Model selection and routing decisions activate all three disciplines: AI PM defines performance requirements, cost constraints, and quality thresholds that guide model choice; Vibe-Coding tests different models and routing strategies against real workloads to find the best performance per dollar; AI Engineering implements the selection logic, fallback chains, and monitoring that ensure the right model serves each request.
Vibe-coding lets you test model behavior across different providers and versions before building routing infrastructure. Quickly compare how different models handle your specific task types, edge cases, and failure modes. Vibe-coding model variants reveals which models genuinely excel at your use cases versus which merely seem adequate in theory, enabling data-driven routing decisions rather than guesswork.
PM decisions shaped by model routing include: Which tasks require premium model quality versus cost efficiency? How do routing failures affect user experience? What latency guarantees are acceptable for different task types? PMs should define quality thresholds for different task criticality levels and establish budgets that align with user value. The 60% cost reduction from intelligent routing only materializes if product requirements clearly specify where quality can be sacrificed for speed and cost.

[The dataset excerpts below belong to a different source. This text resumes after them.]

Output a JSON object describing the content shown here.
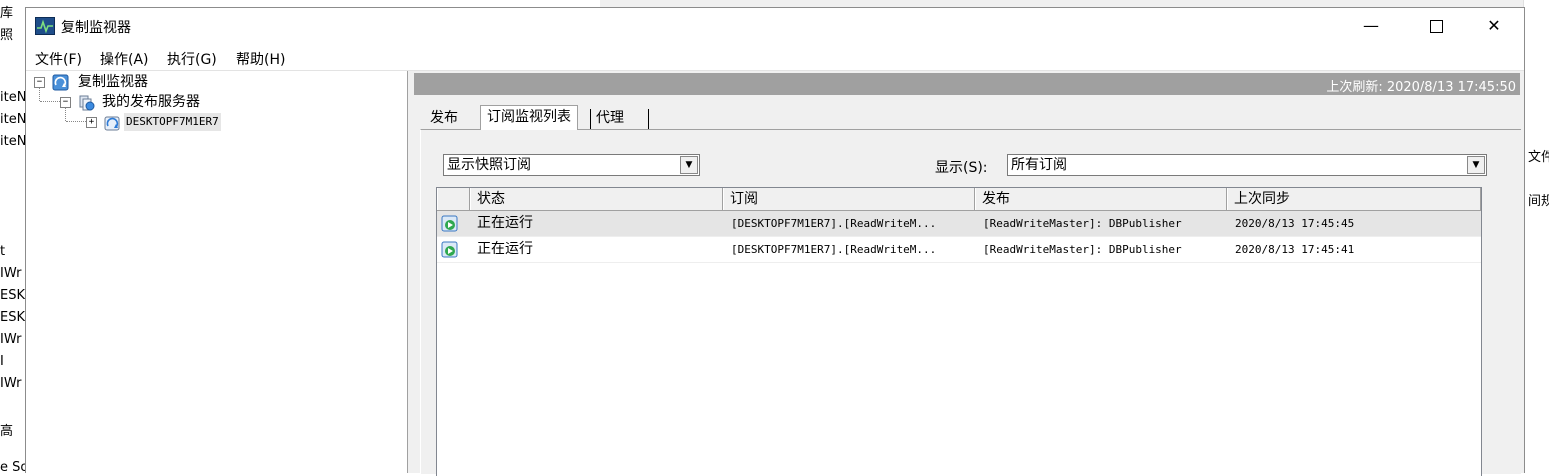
{
  "background": {
    "left_fragments": [
      "库",
      "照",
      "iteN",
      "iteN",
      "iteN",
      "t",
      "IWr",
      "ESK",
      "ESK",
      "IWr",
      "I",
      "IWr",
      "高",
      "e So"
    ],
    "right_fragments": [
      "文件",
      "间规"
    ]
  },
  "window": {
    "title": "复制监视器",
    "controls": {
      "minimize": "—",
      "close": "✕"
    }
  },
  "menu": [
    "文件(F)",
    "操作(A)",
    "执行(G)",
    "帮助(H)"
  ],
  "tree": {
    "root": "复制监视器",
    "publishers": "我的发布服务器",
    "server": "DESKTOPF7M1ER7"
  },
  "refresh": {
    "text": "上次刷新: 2020/8/13 17:45:50"
  },
  "tabs": [
    "发布",
    "订阅监视列表",
    "代理"
  ],
  "filter": {
    "left_value": "显示快照订阅",
    "show_label": "显示(S):",
    "show_value": "所有订阅"
  },
  "table": {
    "columns": [
      "状态",
      "订阅",
      "发布",
      "上次同步"
    ],
    "rows": [
      {
        "status": "正在运行",
        "subscription": "[DESKTOPF7M1ER7].[ReadWriteM...",
        "publication": "[ReadWriteMaster]: DBPublisher",
        "last_sync": "2020/8/13 17:45:45"
      },
      {
        "status": "正在运行",
        "subscription": "[DESKTOPF7M1ER7].[ReadWriteM...",
        "publication": "[ReadWriteMaster]: DBPublisher",
        "last_sync": "2020/8/13 17:45:41"
      }
    ]
  },
  "colors": {
    "refresh_bar": "#a0a0a0",
    "title_icon": "#1f4e8a",
    "selected_row": "#e5e5e5"
  }
}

Objective: Master model selection, routing strategies, and capability-based allocation.
Chapter Overview
This chapter covers the engineering decisions that determine how models are selected, routed, and allocated to tasks. Model selection involves understanding open versus closed models, size versus capability trade-offs, and task-model matching. Model routers direct requests to appropriate models based on task requirements, cost constraints, and quality targets. Ensembles and specialization combine multiple models for better results than any single model. Structured outputs and tool compatibility enable reliable integration with external systems. The chapter concludes with latency, cost, and quality trade-offs that guide optimization priorities.

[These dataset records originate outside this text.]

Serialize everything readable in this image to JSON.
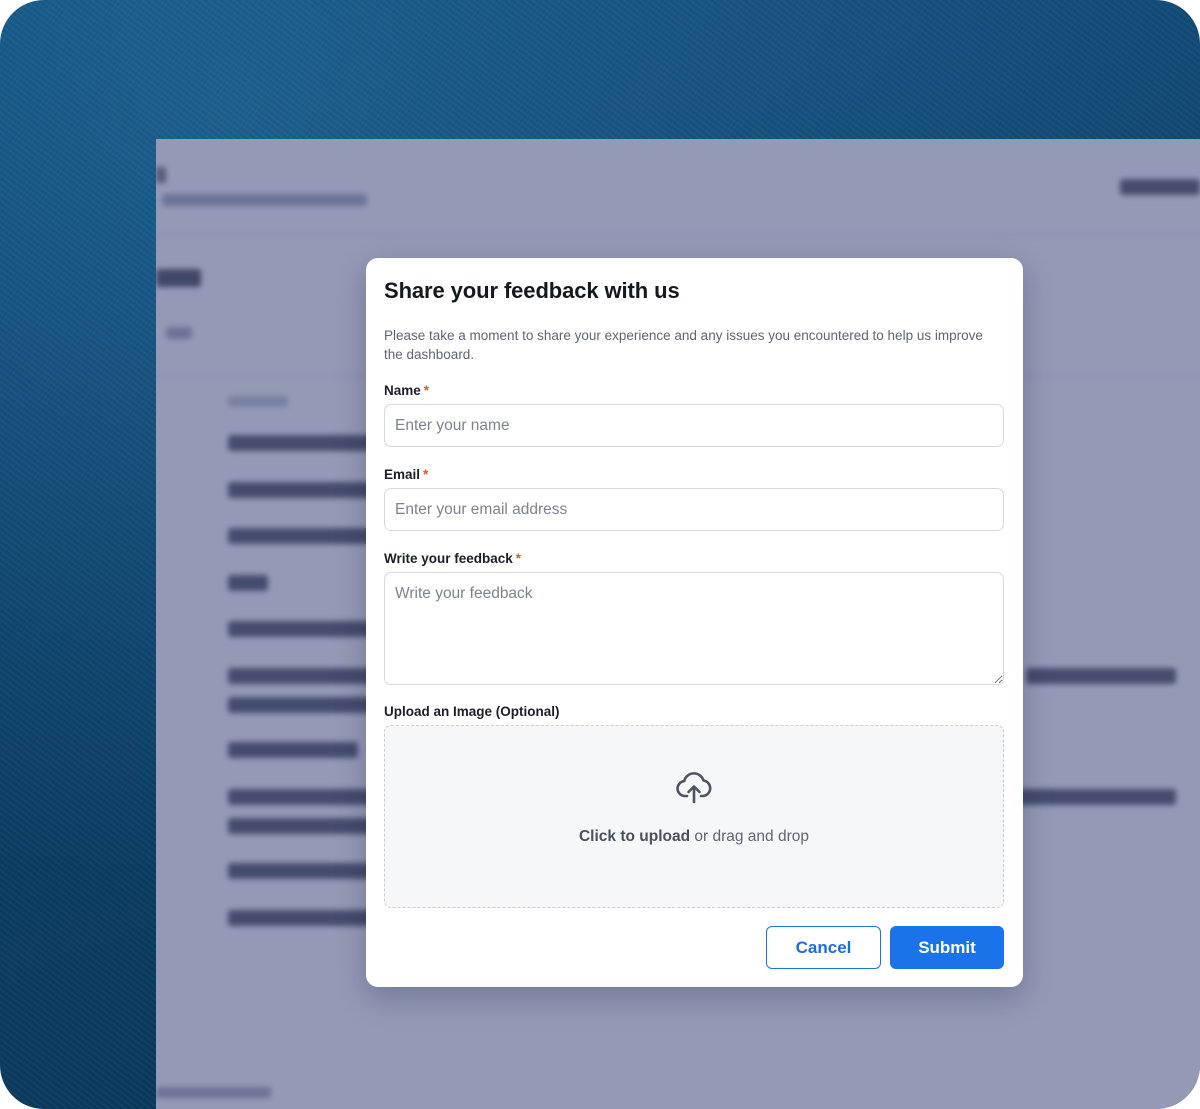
{
  "modal": {
    "title": "Share your feedback with us",
    "description": "Please take a moment to share your experience and any issues you encountered to help us improve the dashboard.",
    "required_marker": "*",
    "fields": {
      "name": {
        "label": "Name",
        "placeholder": "Enter your name",
        "value": ""
      },
      "email": {
        "label": "Email",
        "placeholder": "Enter your email address",
        "value": ""
      },
      "feedback": {
        "label": "Write your feedback",
        "placeholder": "Write your feedback",
        "value": ""
      }
    },
    "upload": {
      "label": "Upload an Image (Optional)",
      "action_text": "Click to upload",
      "rest_text": " or drag and drop",
      "icon": "cloud-upload-icon"
    },
    "buttons": {
      "cancel": "Cancel",
      "submit": "Submit"
    }
  },
  "colors": {
    "primary": "#1a73e8",
    "required": "#e2562b",
    "overlay": "#464e82"
  }
}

Four Questions This Chapter Answers
- What are we trying to learn? How to match model capabilities to task requirements while optimizing for latency, cost, and quality trade-offs specific to our product.
- What is the fastest prototype that could teach it? A routing experiment sending the same requests to different models and comparing results, cost, and latency.
- What would count as success or failure? A routing strategy that consistently sends requests to the cheapest model that can handle them adequately.
- What engineering consequence follows from the result? Model routing is a high-leverage optimization; intelligent routing can dramatically reduce costs while maintaining quality.
Learning Objectives
- Select appropriate models for specific tasks and constraints
- Design intelligent routing strategies for multi-model systems
- Build ensembles and specialized models for improved quality
- Implement structured outputs and tool calling reliably
- Optimize for latency, cost, and quality trade-offs